The following are not helping purge my urge to travel:

  • 25 Days in Turkey, photographs by Eugene Kuo, summer 2004;
  • The Washington DC Book Festival (just try to block out the name that follows “library of congress”, that’s what I did anyhow) is happening this Saturday, with Neil Gaiman and Neal Stephenson;
  • McSweeney’s first annual Icelandic Film Festival, in San Francisco this month;
  • The Novello Festival of Reading this month in Charlotte, NC, where the darling James will be wrangling one of my favorite authors;
  • My Seattle sisters will be enjoying Neko Case next month, backed up by her full band. I would love to join ‘em;
  • Allison & Brock are currently traveling together on a top secret photo assignment. (Okay, it’s really not that top secret — they’ve been hired to travel around the world to photograph as many hotels/accomodations & tourist attractions as they can);
  • And, only available in the UK thus far, the Complete Buffy Collector’s Edition Box Set (Series 1-7). A trip to pick it up in London next month would be so much more satisfying than just pre-ordering it online. Not that we can afford either option.

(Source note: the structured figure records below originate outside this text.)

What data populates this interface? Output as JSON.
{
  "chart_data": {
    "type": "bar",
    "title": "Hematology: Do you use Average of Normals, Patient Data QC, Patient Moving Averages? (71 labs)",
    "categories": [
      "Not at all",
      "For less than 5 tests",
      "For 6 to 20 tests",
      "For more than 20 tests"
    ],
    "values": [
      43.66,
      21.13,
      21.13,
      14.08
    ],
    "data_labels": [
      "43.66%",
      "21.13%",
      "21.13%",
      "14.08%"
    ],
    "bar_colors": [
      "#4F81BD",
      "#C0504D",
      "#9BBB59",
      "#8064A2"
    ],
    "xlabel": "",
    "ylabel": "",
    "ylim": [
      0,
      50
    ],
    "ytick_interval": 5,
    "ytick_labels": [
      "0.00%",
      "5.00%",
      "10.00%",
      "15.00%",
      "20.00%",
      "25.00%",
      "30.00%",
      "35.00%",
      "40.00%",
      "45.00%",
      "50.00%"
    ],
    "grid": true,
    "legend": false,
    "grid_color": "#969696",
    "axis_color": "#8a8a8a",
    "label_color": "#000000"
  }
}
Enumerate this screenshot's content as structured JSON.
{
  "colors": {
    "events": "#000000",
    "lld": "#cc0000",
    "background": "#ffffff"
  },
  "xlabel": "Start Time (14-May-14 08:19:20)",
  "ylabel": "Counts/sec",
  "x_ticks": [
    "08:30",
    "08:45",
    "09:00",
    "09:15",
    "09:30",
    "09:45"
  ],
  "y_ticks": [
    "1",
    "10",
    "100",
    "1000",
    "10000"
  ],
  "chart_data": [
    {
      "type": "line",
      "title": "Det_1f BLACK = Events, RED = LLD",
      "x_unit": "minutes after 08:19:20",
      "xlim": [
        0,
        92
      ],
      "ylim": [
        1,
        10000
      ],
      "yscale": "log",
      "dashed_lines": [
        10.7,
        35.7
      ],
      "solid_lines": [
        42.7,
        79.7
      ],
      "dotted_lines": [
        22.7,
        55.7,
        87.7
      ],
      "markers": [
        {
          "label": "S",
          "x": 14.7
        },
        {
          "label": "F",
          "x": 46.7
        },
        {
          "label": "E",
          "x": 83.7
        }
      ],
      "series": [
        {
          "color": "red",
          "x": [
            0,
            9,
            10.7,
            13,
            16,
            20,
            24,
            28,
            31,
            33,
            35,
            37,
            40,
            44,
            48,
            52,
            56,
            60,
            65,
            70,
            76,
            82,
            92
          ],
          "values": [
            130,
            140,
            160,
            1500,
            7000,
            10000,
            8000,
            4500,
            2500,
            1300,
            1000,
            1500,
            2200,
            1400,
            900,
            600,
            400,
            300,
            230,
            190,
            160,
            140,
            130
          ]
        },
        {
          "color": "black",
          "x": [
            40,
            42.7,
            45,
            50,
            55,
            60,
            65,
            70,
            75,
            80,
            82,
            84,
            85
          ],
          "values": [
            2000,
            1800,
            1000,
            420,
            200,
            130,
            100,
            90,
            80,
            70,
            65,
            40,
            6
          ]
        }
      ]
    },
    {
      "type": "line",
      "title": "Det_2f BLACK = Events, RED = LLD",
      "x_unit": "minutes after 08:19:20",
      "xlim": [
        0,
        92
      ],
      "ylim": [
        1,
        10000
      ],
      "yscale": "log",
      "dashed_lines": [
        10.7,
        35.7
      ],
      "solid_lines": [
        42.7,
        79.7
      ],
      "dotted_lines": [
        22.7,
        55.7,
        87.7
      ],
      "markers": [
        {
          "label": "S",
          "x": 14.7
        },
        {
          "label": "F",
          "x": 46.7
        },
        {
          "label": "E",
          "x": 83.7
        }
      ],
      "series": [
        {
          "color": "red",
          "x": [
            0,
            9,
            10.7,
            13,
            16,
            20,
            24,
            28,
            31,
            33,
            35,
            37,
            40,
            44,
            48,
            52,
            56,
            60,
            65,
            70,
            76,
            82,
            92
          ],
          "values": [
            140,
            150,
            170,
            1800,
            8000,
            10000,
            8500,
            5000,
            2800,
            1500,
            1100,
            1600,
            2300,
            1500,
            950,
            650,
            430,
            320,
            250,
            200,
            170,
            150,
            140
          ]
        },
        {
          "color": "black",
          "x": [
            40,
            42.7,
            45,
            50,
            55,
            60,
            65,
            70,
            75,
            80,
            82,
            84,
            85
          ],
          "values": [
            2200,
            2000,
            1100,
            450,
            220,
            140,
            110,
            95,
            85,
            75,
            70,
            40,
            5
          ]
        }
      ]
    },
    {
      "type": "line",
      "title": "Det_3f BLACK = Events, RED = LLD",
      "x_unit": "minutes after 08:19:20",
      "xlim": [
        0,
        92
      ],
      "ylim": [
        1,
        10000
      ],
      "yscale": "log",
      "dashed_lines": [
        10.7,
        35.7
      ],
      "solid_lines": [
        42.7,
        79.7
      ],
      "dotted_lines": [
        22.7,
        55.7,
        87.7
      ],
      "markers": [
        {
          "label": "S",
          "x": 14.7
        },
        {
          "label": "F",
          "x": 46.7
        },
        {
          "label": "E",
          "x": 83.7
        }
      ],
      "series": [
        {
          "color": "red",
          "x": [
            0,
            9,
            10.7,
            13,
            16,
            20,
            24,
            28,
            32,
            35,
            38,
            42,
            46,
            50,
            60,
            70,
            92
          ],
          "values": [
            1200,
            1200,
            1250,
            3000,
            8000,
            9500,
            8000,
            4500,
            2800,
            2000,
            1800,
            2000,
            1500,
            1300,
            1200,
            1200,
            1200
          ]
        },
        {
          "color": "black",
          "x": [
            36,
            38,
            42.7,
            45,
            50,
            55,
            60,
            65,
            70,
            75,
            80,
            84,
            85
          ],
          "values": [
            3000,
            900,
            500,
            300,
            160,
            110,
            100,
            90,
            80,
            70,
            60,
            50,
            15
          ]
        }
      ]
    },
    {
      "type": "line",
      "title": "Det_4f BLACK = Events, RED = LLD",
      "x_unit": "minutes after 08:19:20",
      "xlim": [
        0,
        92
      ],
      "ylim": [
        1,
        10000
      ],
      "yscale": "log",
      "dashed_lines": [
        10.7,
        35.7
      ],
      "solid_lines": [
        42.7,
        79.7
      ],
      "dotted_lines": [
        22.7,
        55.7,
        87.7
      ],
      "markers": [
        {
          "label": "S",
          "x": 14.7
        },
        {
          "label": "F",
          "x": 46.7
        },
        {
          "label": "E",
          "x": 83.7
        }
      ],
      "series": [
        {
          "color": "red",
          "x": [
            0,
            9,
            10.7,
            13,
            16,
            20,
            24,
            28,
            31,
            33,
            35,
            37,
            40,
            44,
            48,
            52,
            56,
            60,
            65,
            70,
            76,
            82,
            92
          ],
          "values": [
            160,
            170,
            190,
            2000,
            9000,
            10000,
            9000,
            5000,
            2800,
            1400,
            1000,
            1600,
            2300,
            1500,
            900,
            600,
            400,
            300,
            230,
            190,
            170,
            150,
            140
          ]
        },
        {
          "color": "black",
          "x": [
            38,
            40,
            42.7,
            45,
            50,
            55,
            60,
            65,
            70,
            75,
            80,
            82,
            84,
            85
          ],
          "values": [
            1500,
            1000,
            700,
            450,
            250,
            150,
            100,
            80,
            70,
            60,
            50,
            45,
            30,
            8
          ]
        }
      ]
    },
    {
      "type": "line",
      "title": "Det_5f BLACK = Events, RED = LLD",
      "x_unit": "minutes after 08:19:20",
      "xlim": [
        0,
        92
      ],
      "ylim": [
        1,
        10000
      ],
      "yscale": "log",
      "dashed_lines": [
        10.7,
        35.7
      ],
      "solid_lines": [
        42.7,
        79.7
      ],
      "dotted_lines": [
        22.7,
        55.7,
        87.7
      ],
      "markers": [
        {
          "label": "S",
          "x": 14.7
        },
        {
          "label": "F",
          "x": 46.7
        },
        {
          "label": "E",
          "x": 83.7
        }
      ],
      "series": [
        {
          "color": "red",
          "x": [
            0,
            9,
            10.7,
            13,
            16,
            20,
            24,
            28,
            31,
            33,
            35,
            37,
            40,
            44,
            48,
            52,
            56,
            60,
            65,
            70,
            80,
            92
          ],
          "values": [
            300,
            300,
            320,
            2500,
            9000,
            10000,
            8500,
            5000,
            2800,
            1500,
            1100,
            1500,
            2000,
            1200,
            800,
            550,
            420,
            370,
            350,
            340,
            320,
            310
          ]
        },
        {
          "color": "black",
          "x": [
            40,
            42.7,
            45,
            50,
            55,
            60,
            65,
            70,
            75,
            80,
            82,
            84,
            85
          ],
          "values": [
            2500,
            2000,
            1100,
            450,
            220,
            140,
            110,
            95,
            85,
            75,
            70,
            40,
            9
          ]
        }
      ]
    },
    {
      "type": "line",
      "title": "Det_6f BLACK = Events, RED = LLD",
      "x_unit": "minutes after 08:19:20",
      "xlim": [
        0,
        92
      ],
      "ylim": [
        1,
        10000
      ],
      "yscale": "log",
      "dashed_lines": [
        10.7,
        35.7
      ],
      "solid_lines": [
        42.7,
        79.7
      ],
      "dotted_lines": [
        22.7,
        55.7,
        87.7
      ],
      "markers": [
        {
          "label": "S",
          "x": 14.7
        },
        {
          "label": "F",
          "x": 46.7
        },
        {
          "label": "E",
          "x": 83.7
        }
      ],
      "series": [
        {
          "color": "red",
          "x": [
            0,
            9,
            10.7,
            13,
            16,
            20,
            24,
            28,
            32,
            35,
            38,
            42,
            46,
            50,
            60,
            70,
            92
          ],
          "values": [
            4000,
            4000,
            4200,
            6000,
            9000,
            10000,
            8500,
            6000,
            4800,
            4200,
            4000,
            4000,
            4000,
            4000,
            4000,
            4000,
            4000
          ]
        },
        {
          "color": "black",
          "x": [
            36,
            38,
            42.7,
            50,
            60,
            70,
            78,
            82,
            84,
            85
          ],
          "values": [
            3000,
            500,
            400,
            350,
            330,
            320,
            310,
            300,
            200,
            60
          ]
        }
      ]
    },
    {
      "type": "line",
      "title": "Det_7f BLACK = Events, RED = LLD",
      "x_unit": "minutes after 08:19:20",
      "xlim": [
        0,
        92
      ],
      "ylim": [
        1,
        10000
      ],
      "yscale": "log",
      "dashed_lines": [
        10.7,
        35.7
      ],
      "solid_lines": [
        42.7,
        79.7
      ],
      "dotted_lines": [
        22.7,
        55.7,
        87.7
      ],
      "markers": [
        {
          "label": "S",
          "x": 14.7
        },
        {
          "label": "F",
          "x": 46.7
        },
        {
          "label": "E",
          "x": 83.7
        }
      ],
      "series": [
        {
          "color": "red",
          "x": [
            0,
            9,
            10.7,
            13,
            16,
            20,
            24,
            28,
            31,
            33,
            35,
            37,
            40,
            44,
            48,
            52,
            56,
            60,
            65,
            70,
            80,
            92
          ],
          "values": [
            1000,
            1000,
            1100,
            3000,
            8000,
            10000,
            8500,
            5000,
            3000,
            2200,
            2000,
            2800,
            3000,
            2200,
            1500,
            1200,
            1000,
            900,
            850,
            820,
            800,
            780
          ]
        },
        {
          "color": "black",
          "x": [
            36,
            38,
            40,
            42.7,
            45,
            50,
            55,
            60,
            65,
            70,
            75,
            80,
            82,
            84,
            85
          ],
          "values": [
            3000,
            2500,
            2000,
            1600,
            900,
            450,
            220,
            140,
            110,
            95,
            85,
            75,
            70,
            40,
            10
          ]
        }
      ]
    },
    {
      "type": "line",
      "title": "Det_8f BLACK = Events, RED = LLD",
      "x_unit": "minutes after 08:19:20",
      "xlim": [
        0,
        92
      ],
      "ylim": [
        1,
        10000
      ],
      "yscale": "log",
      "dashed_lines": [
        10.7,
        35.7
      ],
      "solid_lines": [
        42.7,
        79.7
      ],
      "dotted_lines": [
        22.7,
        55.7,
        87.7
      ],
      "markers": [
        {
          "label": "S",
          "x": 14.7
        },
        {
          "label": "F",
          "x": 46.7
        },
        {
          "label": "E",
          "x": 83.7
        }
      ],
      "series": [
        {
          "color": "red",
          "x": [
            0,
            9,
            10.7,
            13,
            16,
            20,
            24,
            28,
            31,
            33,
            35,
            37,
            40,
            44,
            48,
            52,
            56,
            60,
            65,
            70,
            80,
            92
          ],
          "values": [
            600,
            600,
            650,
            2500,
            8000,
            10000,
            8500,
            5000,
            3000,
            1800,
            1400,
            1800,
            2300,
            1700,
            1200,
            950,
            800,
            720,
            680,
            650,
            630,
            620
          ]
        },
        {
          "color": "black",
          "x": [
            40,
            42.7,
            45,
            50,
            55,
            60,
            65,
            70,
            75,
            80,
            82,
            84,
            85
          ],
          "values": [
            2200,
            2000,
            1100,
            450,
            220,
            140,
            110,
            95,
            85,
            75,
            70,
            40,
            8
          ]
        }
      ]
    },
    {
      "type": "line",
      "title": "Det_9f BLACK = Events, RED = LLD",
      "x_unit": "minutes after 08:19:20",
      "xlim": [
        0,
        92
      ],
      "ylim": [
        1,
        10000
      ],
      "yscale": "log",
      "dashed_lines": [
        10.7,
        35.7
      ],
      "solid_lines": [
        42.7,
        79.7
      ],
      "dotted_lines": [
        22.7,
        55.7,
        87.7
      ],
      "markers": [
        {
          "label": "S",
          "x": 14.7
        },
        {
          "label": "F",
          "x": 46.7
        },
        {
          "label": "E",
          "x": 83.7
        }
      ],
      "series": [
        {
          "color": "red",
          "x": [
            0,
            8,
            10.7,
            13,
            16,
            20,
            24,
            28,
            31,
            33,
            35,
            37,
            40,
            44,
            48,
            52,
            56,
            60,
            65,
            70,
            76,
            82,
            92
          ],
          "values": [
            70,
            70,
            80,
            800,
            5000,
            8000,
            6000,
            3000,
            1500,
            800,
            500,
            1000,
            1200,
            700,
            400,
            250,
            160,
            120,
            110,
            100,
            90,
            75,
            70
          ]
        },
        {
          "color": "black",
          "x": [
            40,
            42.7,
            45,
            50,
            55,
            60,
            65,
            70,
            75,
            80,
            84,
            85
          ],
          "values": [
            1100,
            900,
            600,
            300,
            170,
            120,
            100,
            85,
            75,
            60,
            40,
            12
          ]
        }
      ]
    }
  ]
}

starfire photo courtesy of city pages

My consolation prize? I get to go out tomorrow night. Again. That’ll make for the third consecutive Friday night. All with our friend big Dave, oddly enough. When I asked the husband if he’d mind he surprised me by smacking his desk and saying, and I quote: “Dammit, I’m sick of that shit.” For those of you who don’t know him, which is most everyone, this was funny (of the ha-ha variety) because a) he rarely curses, and does so only for dramatic effect and b) the man has no temper to speak of. When I made my placating “there there” gesture by affectionately patting his right arm he exclaimed, in mock alarm, “hey, that’s my mousing arm!” Silly man. So, long story short…I’m going to see Low play tomorrow night at the Triple Rock. Again. I’m looking forward to it, but it’s bringing back eerie memories of this time last year…when our dear friend Starfire came down from Duluth for the weekend (to see Low at the Triple Rock, among other things) and went home with a broken jaw. Hopefully we will all leave the show unmolested. I’d say “in one piece” but that expression has always seemed odd to me, like it would be far worse than the condition one started in…implying that one’s entire body would be fused together. Uh, yeah.